But looking on the bright side, at least they would be informed of my death so they wouldn't need to worry about their poor behaviour anymore.
As if! I'd speculatively re-contacted two of my oldest 'friends' in the same month, as I allowed such issues of mortality to play upon me, and the action had played out to familiar, predictable silence.

I was told the procedure was uncomfortable but straightforward.
I would be able to go home immediately afterwards. I would be given a piece of paper authorising 'activities as normal', and those of us on the dole should go home and watch any "straight-to-Channel 5" movie being screened.
Being screened.


I have to report though that as I lay naked from the waist down gripping the stainless steel and dancing to command for a roomful of uniformed women (not for the first time), it actually was somewhat painful.

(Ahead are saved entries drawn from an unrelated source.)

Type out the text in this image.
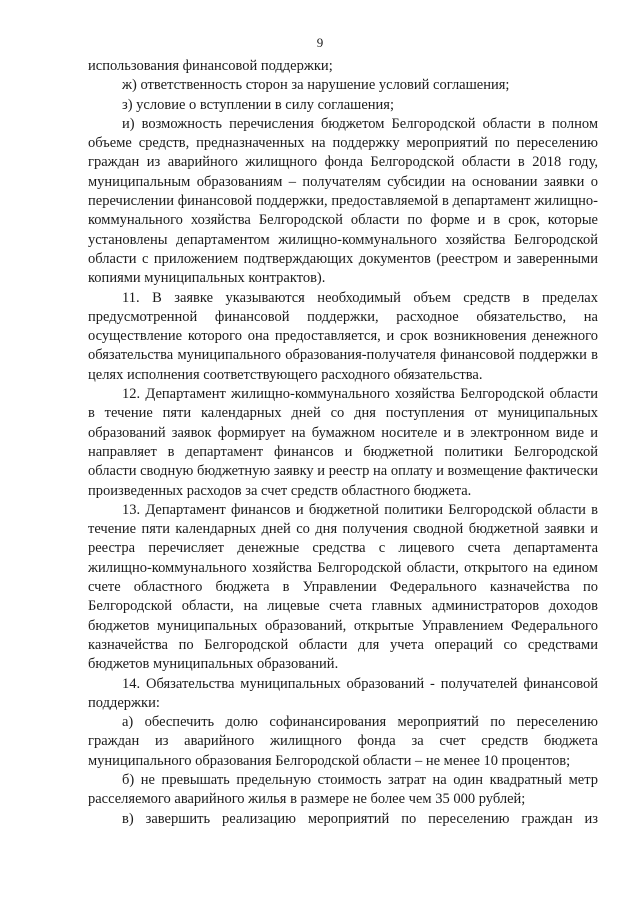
9

использования финансовой поддержки;

ж) ответственность сторон за нарушение условий соглашения;

з) условие о вступлении в силу соглашения;

и) возможность перечисления бюджетом Белгородской области в полном объеме средств, предназначенных на поддержку мероприятий по переселению граждан из аварийного жилищного фонда Белгородской области в 2018 году, муниципальным образованиям – получателям субсидии на основании заявки о перечислении финансовой поддержки, предоставляемой в департамент жилищно-коммунального хозяйства Белгородской области по форме и в срок, которые установлены департаментом жилищно-коммунального хозяйства Белгородской области с приложением подтверждающих документов (реестром и заверенными копиями муниципальных контрактов).

11. В заявке указываются необходимый объем средств в пределах предусмотренной финансовой поддержки, расходное обязательство, на осуществление которого она предоставляется, и срок возникновения денежного обязательства муниципального образования-получателя финансовой поддержки в целях исполнения соответствующего расходного обязательства.

12. Департамент жилищно-коммунального хозяйства Белгородской области в течение пяти календарных дней со дня поступления от муниципальных образований заявок формирует на бумажном носителе и в электронном виде и направляет в департамент финансов и бюджетной политики Белгородской области сводную бюджетную заявку и реестр на оплату и возмещение фактически произведенных расходов за счет средств областного бюджета.

13. Департамент финансов и бюджетной политики Белгородской области в течение пяти календарных дней со дня получения сводной бюджетной заявки и реестра перечисляет денежные средства с лицевого счета департамента жилищно-коммунального хозяйства Белгородской области, открытого на едином счете областного бюджета в Управлении Федерального казначейства по Белгородской области, на лицевые счета главных администраторов доходов бюджетов муниципальных образований, открытые Управлением Федерального казначейства по Белгородской области для учета операций со средствами бюджетов муниципальных образований.

14. Обязательства муниципальных образований - получателей финансовой поддержки:

а) обеспечить долю софинансирования мероприятий по переселению граждан из аварийного жилищного фонда за счет средств бюджета муниципального образования Белгородской области – не менее 10 процентов;

б) не превышать предельную стоимость затрат на один квадратный метр расселяемого аварийного жилья в размере не более чем 35 000 рублей;

в) завершить реализацию мероприятий по переселению граждан из
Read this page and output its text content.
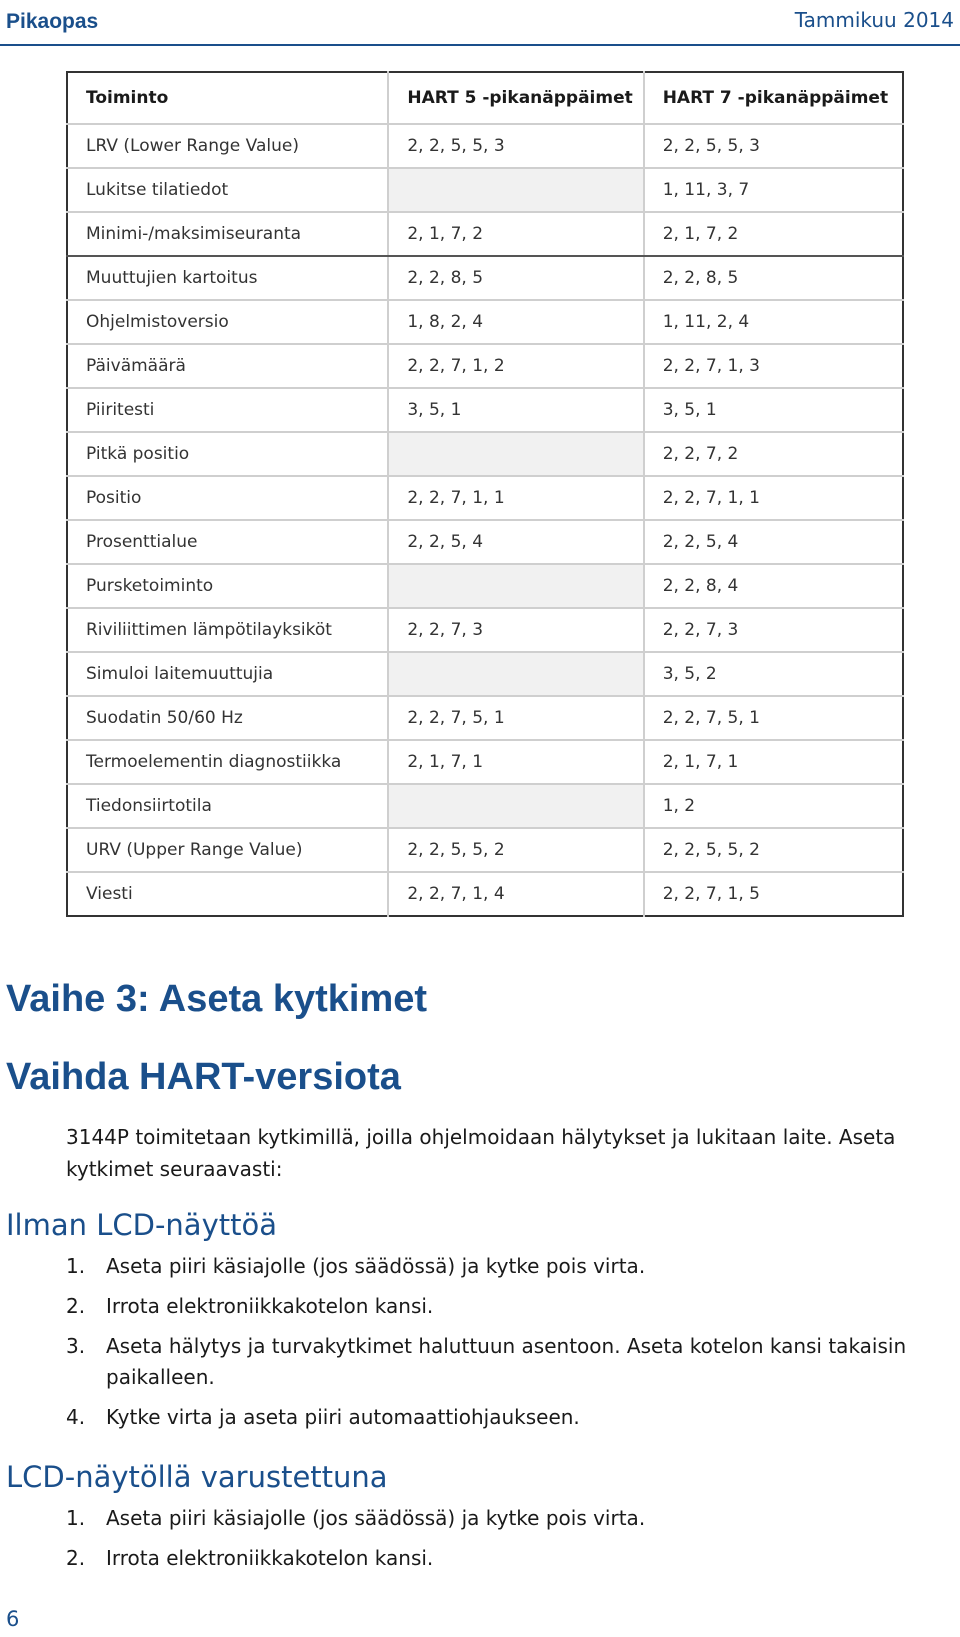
Pikaopas	Tammikuu 2014
Toiminto	HART 5 -pikanäppäimet	HART 7 -pikanäppäimet
LRV (Lower Range Value)	2, 2, 5, 5, 3	2, 2, 5, 5, 3
Lukitse tilatiedot		1, 11, 3, 7
Minimi-/maksimiseuranta	2, 1, 7, 2	2, 1, 7, 2
Muuttujien kartoitus	2, 2, 8, 5	2, 2, 8, 5
Ohjelmistoversio	1, 8, 2, 4	1, 11, 2, 4
Päivämäärä	2, 2, 7, 1, 2	2, 2, 7, 1, 3
Piiritesti	3, 5, 1	3, 5, 1
Pitkä positio		2, 2, 7, 2
Positio	2, 2, 7, 1, 1	2, 2, 7, 1, 1
Prosenttialue	2, 2, 5, 4	2, 2, 5, 4
Pursketoiminto		2, 2, 8, 4
Riviliittimen lämpötilayksiköt	2, 2, 7, 3	2, 2, 7, 3
Simuloi laitemuuttujia		3, 5, 2
Suodatin 50/60 Hz	2, 2, 7, 5, 1	2, 2, 7, 5, 1
Termoelementin diagnostiikka	2, 1, 7, 1	2, 1, 7, 1
Tiedonsiirtotila		1, 2
URV (Upper Range Value)	2, 2, 5, 5, 2	2, 2, 5, 5, 2
Viesti	2, 2, 7, 1, 4	2, 2, 7, 1, 5
Vaihe 3: Aseta kytkimet
Vaihda HART-versiota
3144P toimitetaan kytkimillä, joilla ohjelmoidaan hälytykset ja lukitaan laite. Aseta kytkimet seuraavasti:
Ilman LCD-näyttöä
1. Aseta piiri käsiajolle (jos säädössä) ja kytke pois virta.
2. Irrota elektroniikkakotelon kansi.
3. Aseta hälytys ja turvakytkimet haluttuun asentoon. Aseta kotelon kansi takaisin paikalleen.
4. Kytke virta ja aseta piiri automaattiohjaukseen.
LCD-näytöllä varustettuna
1. Aseta piiri käsiajolle (jos säädössä) ja kytke pois virta.
2. Irrota elektroniikkakotelon kansi.
6
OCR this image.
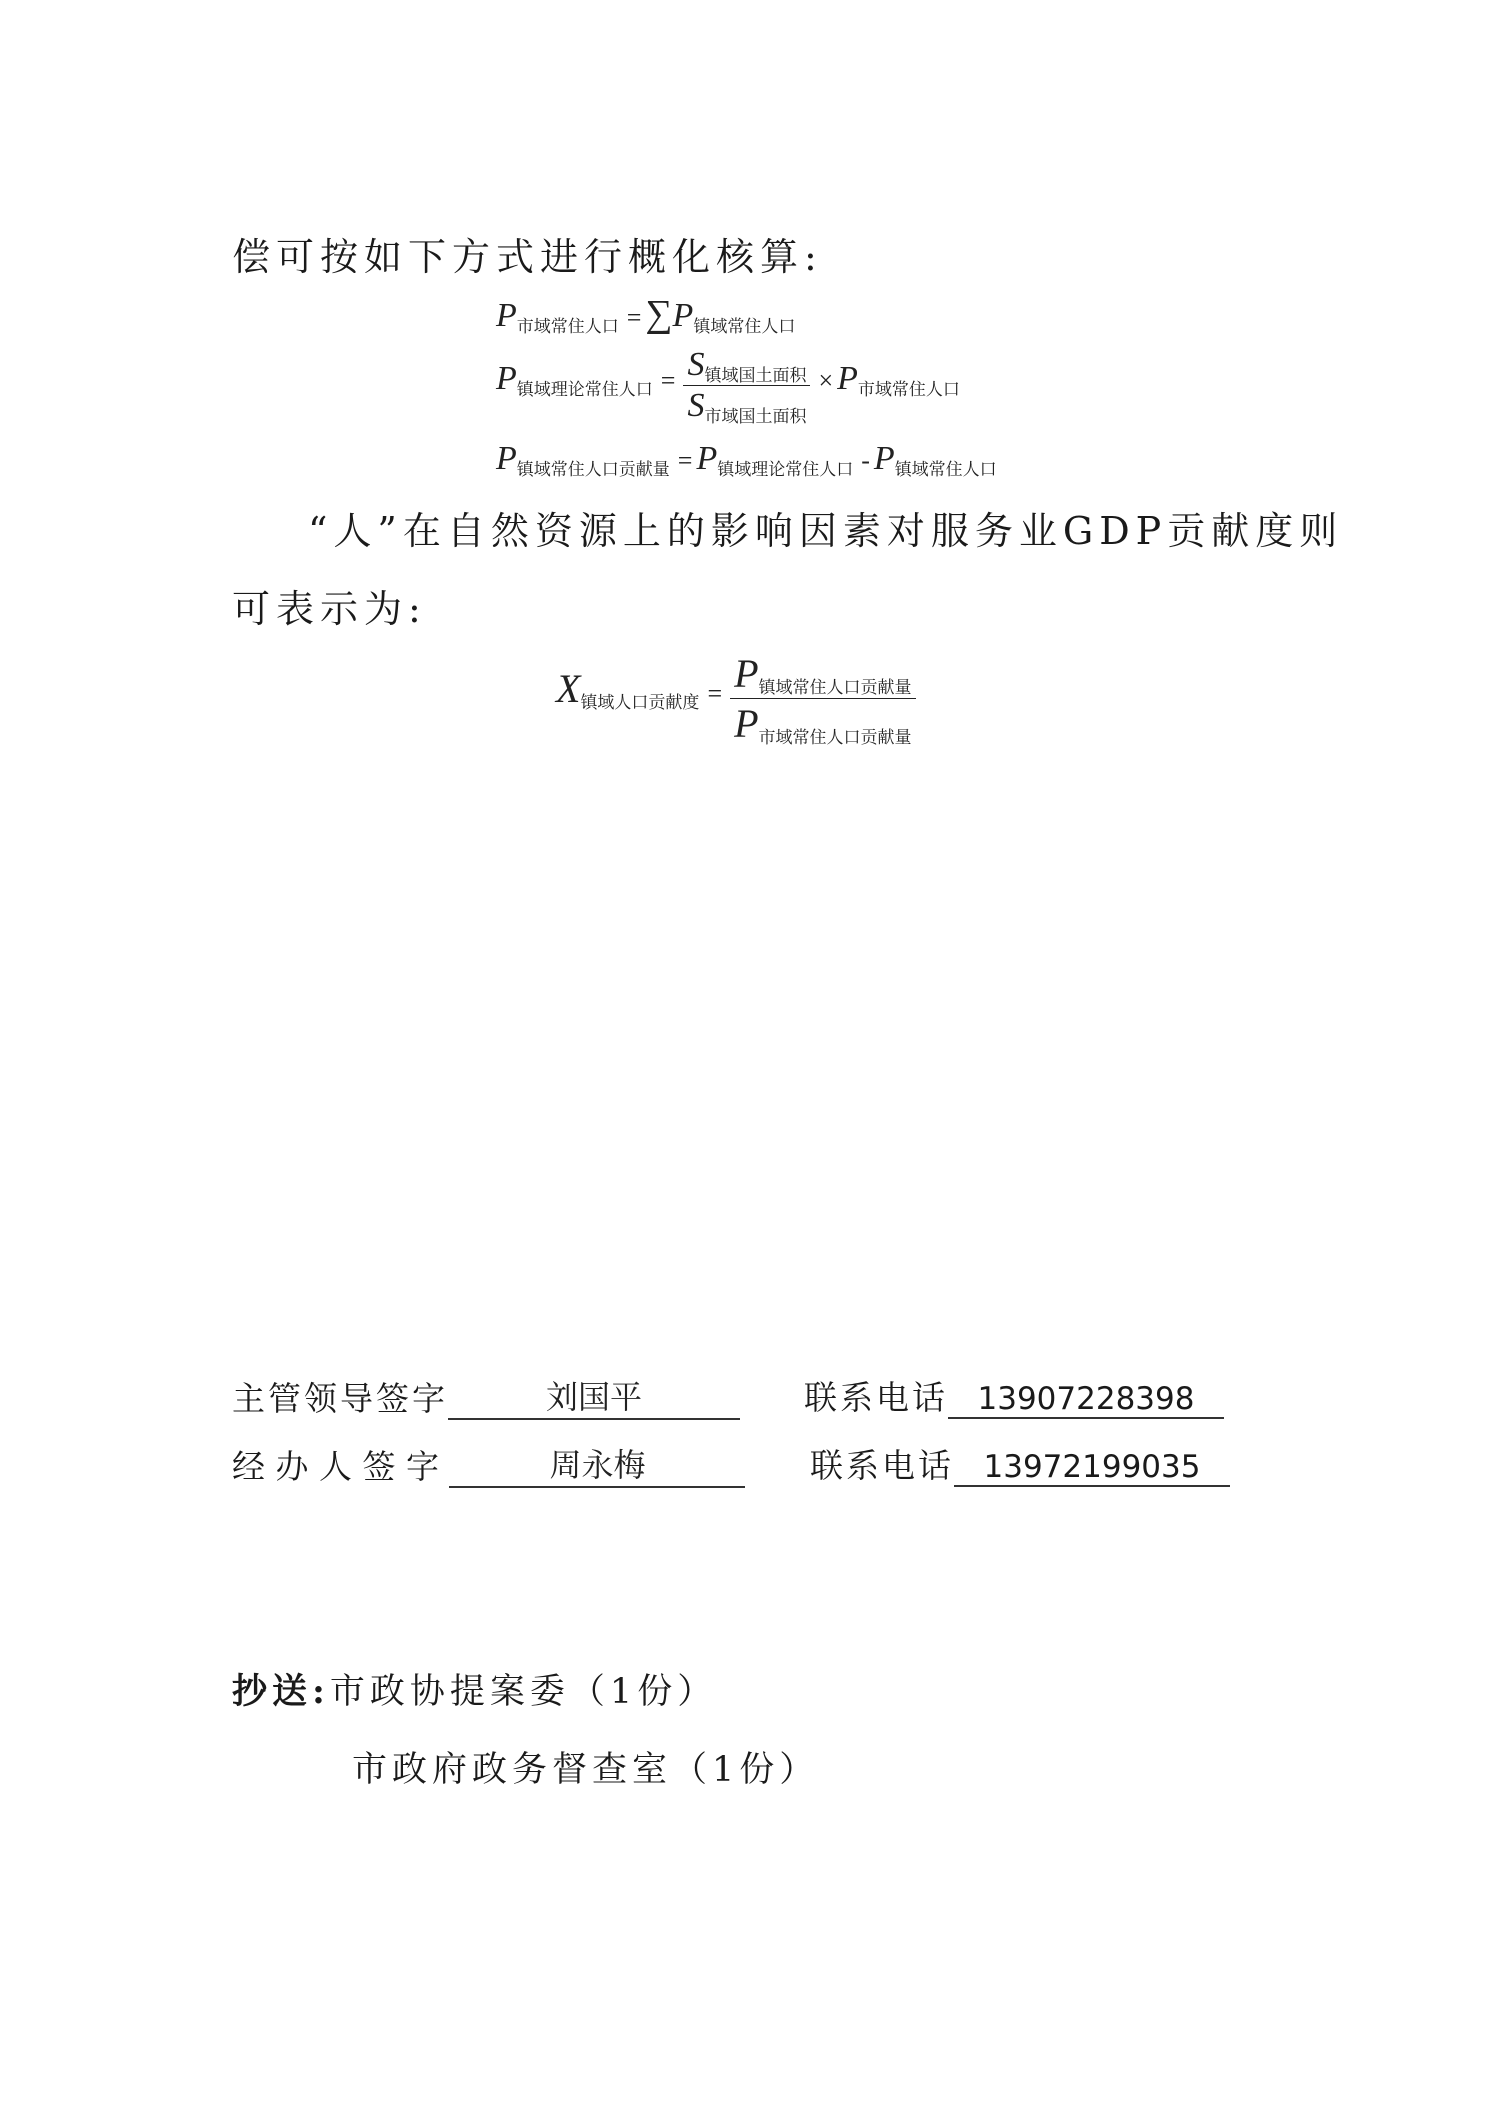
偿可按如下方式进行概化核算:
P市域常住人口 = ∑P镇域常住人口
P镇域理论常住人口 = $\frac{\text{S镇域国土面积}}{\text{S市域国土面积}} \times P$市域常住人口
P镇域常住人口贡献量 = P镇域理论常住人口 - P镇域常住人口
“人”在自然资源上的影响因素对服务业GDP贡献度则
可表示为:
X镇域人口贡献度 = $\frac{\text{P镇域常住人口贡献量}}{\text{P市域常住人口贡献量}}$
主管领导签字	刘国平	联系电话 13907228398
经 办 人 签 字	周永梅	联系电话 13972199035
抄送:市政协提案委（1份）
市政府政务督查室（1份）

It definitely graduated from the discomfort advertised, to actual pain because I remember making a mental note of it. On several occasions. I definitely thought at some point, this is worse than the dentist's drill.


Now I pride myself on being a hard man. A 'hardo', as we said at school. Looks so wrong now.
I prefer to go without anaesthetic.(Not that they were pushing it)
I like the idea of the people operating on me to join me in a few sibilant choruses of "what a brave little soldier he is!".
Call it vanity if you want. But really it's about not being any trouble to anyone.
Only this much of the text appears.